Through the above analysis, it is proved that a job task can be expressed as a series of information retrieval intention and further expressed as a collection of queries. If we do not consider the relevant knowledge structure, the job task can be expressed as a collection of queries for all the knowledge points needed for the task.
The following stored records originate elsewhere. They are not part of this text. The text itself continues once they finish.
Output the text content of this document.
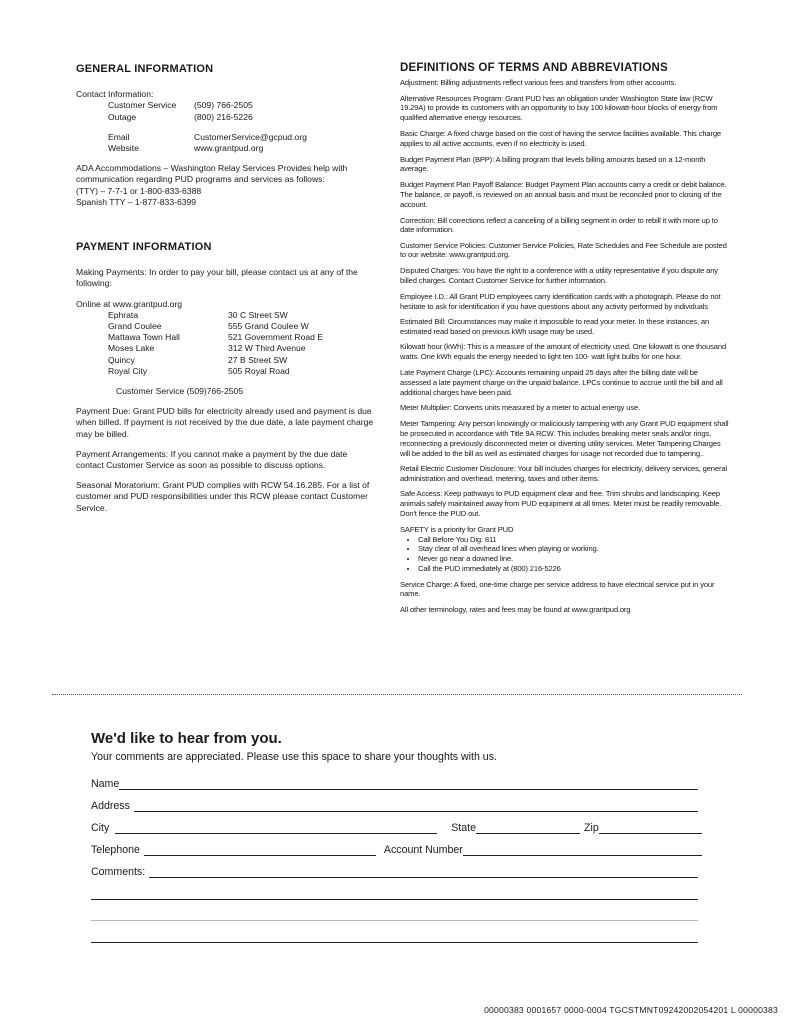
GENERAL INFORMATION

Contact Information:

Customer Service	(509) 766-2505
Outage	(800) 216-5226
Email	CustomerService@gcpud.org
Website	www.grantpud.org

ADA Accommodations – Washington Relay Services Provides help with communication regarding PUD programs and services as follows:

(TTY) – 7-7-1 or 1-800-833-6388

Spanish TTY – 1-877-833-6399

PAYMENT INFORMATION

Making Payments: In order to pay your bill, please contact us at any of the following:

Online at www.grantpud.org

Ephrata	30 C Street SW
Grand Coulee	555 Grand Coulee W
Mattawa Town Hall	521 Government Road E
Moses Lake	312 W Third Avenue
Quincy	27 B Street SW
Royal City	505 Royal Road

Customer Service (509)766-2505

Payment Due: Grant PUD bills for electricity already used and payment is due when billed. If payment is not received by the due date, a late payment charge may be billed.

Payment Arrangements: If you cannot make a payment by the due date contact Customer Service as soon as possible to discuss options.

Seasonal Moratorium: Grant PUD complies with RCW 54.16.285. For a list of customer and PUD responsibilities under this RCW please contact Customer Service.

DEFINITIONS OF TERMS AND ABBREVIATIONS

Adjustment: Billing adjustments reflect various fees and transfers from other accounts.

Alternative Resources Program: Grant PUD has an obligation under Washington State law (RCW 19.29A) to provide its customers with an opportunity to buy 100 kilowatt-hour blocks of energy from qualified alternative energy resources.

Basic Charge: A fixed charge based on the cost of having the service facilities available. This charge applies to all active accounts, even if no electricity is used.

Budget Payment Plan (BPP): A billing program that levels billing amounts based on a 12-month average.

Budget Payment Plan Payoff Balance: Budget Payment Plan accounts carry a credit or debit balance. The balance, or payoff, is reviewed on an annual basis and must be reconciled prior to closing of the account.

Correction: Bill corrections reflect a canceling of a billing segment in order to rebill it with more up to date information.

Customer Service Policies: Customer Service Policies, Rate Schedules and Fee Schedule are posted to our website: www.grantpud.org.

Disputed Charges: You have the right to a conference with a utility representative if you dispute any billed charges. Contact Customer Service for further information.

Employee I.D.: All Grant PUD employees carry identification cards with a photograph. Please do not hesitate to ask for identification if you have questions about any activity performed by individuals

Estimated Bill: Circumstances may make it impossible to read your meter. In these instances, an estimated read based on previous kWh usage may be used.

Kilowatt hour (kWh): This is a measure of the amount of electricity used. One kilowatt is one thousand watts. One kWh equals the energy needed to light ten 100- watt light bulbs for one hour.

Late Payment Charge (LPC): Accounts remaining unpaid 25 days after the billing date will be assessed a late payment charge on the unpaid balance. LPCs continue to accrue until the bill and all additional charges have been paid.

Meter Multiplier: Converts units measured by a meter to actual energy use.

Meter Tampering: Any person knowingly or maliciously tampering with any Grant PUD equipment shall be prosecuted in accordance with Title 9A RCW. This includes breaking meter seals and/or rings, reconnecting a previously disconnected meter or diverting utility services. Meter Tampering Charges will be added to the bill as well as estimated charges for usage not recorded due to tampering..

Retail Electric Customer Disclosure: Your bill includes charges for electricity, delivery services, general administration and overhead, metering, taxes and other items.

Safe Access: Keep pathways to PUD equipment clear and free. Trim shrubs and landscaping. Keep animals safely maintained away from PUD equipment at all times. Meter must be readily removable. Don't fence the PUD out.

SAFETY is a priority for Grant PUD

• Call Before You Dig: 811
• Stay clear of all overhead lines when playing or working.
• Never go near a downed line.
• Call the PUD immediately at (800) 216-5226

Service Charge: A fixed, one-time charge per service address to have electrical service put in your name.

All other terminology, rates and fees may be found at www.grantpud.org

We'd like to hear from you.

Your comments are appreciated. Please use this space to share your thoughts with us.

Name
Address
City	State	Zip
Telephone	Account Number
Comments:
00000383 0001657 0000-0004 TGCSTMNT09242002054201 L 00000383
A task can be represented by the following formula:

$$ {\text{Task}} \to \{ {\text{Query}}_{ 1} ,\,{\text{Query}}_{ 2} ,\, \ldots ,\,{\text{Query}}_{\text{n}} \} $$

If we consider about the participant’s level of familiarity of the task, the weights should be added to the elements in the collection, if F1, F2, …, Fn represents the level of familiarity with the knowledge points and P1, P2, …, Pn represents the weights of queries in the collection, the task can be expressed as the following formula:

$$ \begin{array}{*{20}l} {{\text{Task}}\; \to \;\left\{ {{\text{P}}_{ 1} {\text{Query}}_{ 1} ,\,{\text{P}}_{ 2} {\text{Query}}_{ 2} ,\, \ldots ,\,{\text{P}}_{\text{n}} {\text{Query}}_{\text{n}} } \right\}} \hfill \\ {{\text{P}}_{\text{k}} \, = \, 1 / {\text{F}}_{\text{k}} \;\,{\text{k}}\, \in \,\left[ { 1,{\text{n}}} \right]} \hfill \\ \end{array} $$

If the user is particularly familiar with the knowledge point, Fk trend approaches infinity, PK is approaching zero, the expression of the task will not contain Queryk. On the contrary, if the user is not familiar with the knowledge point, the weight of Queryk will increase.